La position dominante qu'aura Québecor (T.QBR.B) à la suite de l'acquisition de Vision Globale suscite certaines inquiétudes dans le milieu de la production et elle pourrait faire l'objet d'un examen par le Bureau de la concurrence.

Québecor devrait annoncer cette semaine le rachat de Vision Globale, le groupe qui avait acquis les Studios Mel's en 2012 pour environ 80 millions de dollars. Cette transaction permettra au conglomérat de mettre la main sur 18 studios de tournage et sur le plus important service de location d'équipements audiovisuels et de postproduction de la province.

Le Bureau de la concurrence doit être avisé de toutes les transactions dont la cible détient des actifs de plus de 82 millions de dollars. L'organisme peut toutefois se pencher sur les acquisitions de moindre envergure, surtout lorsqu'elles entraînent une forte concentration dans un secteur donné, a expliqué hier la porte-parole, Mélanie Beauchesne.

«Selon la Loi sur la concurrence, toutes les fusions, quels que soient leur ampleur et le secteur économique concerné, sont assujetties à un examen du commissaire de la concurrence afin de déterminer si elles sont susceptibles d'empêcher ou de diminuer sensiblement la concurrence», a souligné Mme Beauchesne.

La porte-parole ne s'est pas prononcée sur la transaction entre Québecor et Vision Globale, dont on ignore pour l'instant le montant exact. Mais elle cite au moins trois cas récents où un examen a été fait par le Bureau, même si la valeur des actifs était inférieure à 82 millions. Elle mentionne le dossier Eastlink-Bruce Telecom, la transaction entre Bell Aliant et Ontera, et un projet d'acquisition de CCS Corporation dans le secteur de l'enfouissement de déchets, aujourd'hui devant la Cour suprême.

Inquiétudes

Le rachat de Vision Globale viendra ajouter un nouveau volet à l'empire médiatique de Québecor. Le groupe - qui possède déjà Vidéotron, le réseau TVA, Le Journal de Montréal et une série de publications - pourra profiter à sa guise des vastes studios de Mel's, où sont déjà tournées certaines des émissions de TVA.
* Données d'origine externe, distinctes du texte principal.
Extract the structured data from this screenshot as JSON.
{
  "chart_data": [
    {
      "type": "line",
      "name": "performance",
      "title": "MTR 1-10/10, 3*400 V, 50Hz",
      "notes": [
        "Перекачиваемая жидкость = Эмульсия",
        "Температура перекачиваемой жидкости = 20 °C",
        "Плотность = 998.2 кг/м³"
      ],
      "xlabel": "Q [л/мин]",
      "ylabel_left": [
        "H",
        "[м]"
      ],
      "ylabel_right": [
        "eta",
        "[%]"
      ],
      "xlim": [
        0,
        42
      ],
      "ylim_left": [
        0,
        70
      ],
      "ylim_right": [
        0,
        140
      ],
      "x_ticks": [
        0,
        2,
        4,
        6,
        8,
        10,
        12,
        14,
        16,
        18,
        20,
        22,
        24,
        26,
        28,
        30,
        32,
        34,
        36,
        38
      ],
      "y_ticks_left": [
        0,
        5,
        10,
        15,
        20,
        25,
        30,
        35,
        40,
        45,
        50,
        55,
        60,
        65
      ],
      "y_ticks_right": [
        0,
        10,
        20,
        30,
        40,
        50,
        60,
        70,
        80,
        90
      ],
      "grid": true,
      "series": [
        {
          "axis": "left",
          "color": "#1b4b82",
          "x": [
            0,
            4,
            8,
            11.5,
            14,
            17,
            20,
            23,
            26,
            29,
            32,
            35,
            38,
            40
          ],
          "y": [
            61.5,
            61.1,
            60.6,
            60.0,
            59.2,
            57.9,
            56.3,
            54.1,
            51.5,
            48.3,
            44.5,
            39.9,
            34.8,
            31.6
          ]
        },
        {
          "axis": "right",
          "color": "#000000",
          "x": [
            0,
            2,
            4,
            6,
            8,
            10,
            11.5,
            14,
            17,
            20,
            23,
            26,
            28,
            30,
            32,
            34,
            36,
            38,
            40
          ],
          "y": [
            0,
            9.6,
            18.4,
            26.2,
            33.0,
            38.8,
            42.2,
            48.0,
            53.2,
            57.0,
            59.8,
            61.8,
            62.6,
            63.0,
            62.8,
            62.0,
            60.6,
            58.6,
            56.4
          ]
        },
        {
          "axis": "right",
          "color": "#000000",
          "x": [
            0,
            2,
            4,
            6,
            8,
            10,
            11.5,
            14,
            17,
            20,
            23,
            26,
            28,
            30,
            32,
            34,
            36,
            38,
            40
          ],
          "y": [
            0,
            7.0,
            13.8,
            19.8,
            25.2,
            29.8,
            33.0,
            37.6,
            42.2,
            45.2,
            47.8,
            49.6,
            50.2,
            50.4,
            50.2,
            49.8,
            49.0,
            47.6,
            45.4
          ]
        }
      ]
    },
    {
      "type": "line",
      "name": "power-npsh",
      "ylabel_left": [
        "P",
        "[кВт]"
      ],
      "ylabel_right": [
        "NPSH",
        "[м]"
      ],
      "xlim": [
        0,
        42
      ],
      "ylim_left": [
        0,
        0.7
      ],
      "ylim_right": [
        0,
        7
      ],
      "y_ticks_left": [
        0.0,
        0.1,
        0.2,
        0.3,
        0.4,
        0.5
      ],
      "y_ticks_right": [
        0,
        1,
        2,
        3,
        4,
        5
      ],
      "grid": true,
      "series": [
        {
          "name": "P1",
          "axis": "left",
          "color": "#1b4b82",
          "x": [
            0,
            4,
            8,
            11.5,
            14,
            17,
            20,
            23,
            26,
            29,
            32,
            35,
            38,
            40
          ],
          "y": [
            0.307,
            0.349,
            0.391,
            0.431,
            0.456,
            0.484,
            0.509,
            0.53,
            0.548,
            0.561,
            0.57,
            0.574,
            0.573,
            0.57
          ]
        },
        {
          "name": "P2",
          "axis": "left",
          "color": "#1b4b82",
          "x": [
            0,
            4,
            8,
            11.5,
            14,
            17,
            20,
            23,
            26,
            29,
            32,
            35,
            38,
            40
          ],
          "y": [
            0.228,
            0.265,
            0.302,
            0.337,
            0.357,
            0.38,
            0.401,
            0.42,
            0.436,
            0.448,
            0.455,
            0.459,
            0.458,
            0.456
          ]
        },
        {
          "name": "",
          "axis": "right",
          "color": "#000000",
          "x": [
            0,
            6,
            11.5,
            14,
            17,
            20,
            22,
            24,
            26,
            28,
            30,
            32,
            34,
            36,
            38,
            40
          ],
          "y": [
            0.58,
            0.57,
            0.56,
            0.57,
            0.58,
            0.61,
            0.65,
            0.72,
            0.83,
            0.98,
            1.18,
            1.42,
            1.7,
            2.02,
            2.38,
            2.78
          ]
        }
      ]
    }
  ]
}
Québecor deviendra aussi un fournisseur de services majeur dans les secteurs de la postproduction et de la location d'équipements, à moins de morceler Vision Globale à la suite de l'acquisition. Une concentration des pouvoirs qui soulève des inquiétudes chez «plusieurs producteurs», observe Denis Paquette, président de Cinépool, propriétaire de 12 studios à Montréal et d'un service de location d'équipements.

«Est-ce que Québecor va donner carte blanche aux producteurs privés? a-t-il demandé. Parce qu'il y a beaucoup de producteurs privés qui font du contenu pour TVA. Est-ce que Québecor va obliger TVA à dire à ces producteurs-là: vous allez aller tourner dans nos studios avec nos équipements? Ça, je ne le sais pas.»

De son côté, Michel Trudeau, producteur chez Aetios, la boîte derrière les succès 30 Vies, Unité 9 et Trauma, ne s'émeut pas outre mesure de cette acquisition par Québecor. Son entreprise fait déjà affaire avec Vision Globale depuis des années et il n'entrevoit pas de changements majeurs. «Comme producteur, Québecor était notre client. Là, ils vont devenir notre fournisseur», a-t-il résumé.

«Ça pose problème quand ils sont des acheteurs de contenu, mais pas quand ils sont des vendeurs de services, a ajouté M. Trudeau. Si ça ne fait pas notre affaire, on va trouver des ressources ici ou ailleurs et on va aller encourager les autres.»

Proprio québécois

Comme plusieurs autres acteurs de l'industrie, Michel Trudeau salue le fait que Vision Globale restera entre des mains québécoises. Rappelons que l'autre acheteur en lice pour acquérir l'entreprise était le fonds américain Clearlake Capital.

Hans Fraikin, commissaire national du Bureau du cinéma et de la télévision du Québec, espère quant à lui que Québecor saura faire les changements nécessaires pour augmenter l'attrait des Studios Mel's. «Si la transaction se réalise, ce serait bon si Québecor peut investir dans la modernisation des studios. Il faut investir sur cet aspect.»

M. Fraikin apporte néanmoins quelques nuances. «Du point de vue du développement industriel, ç'aurait été intéressant que quelqu'un d'autre construise d'autres studios. Il serait souhaitable qu'il y ait d'autres studios au Québec, sauf que c'est cher et risqué.»

Andrew Lapierre, président de Vidéo MTL, considéré comme le principal concurrent des Studios Mel's, salue pour sa part la fin prochaine de l'incertitude entourant le sort de Vision Globale, en suspens depuis le printemps. «C'est important que ce soit stable, parce que dès qu'il y a de l'instabilité, les Américains décident de ne plus venir.»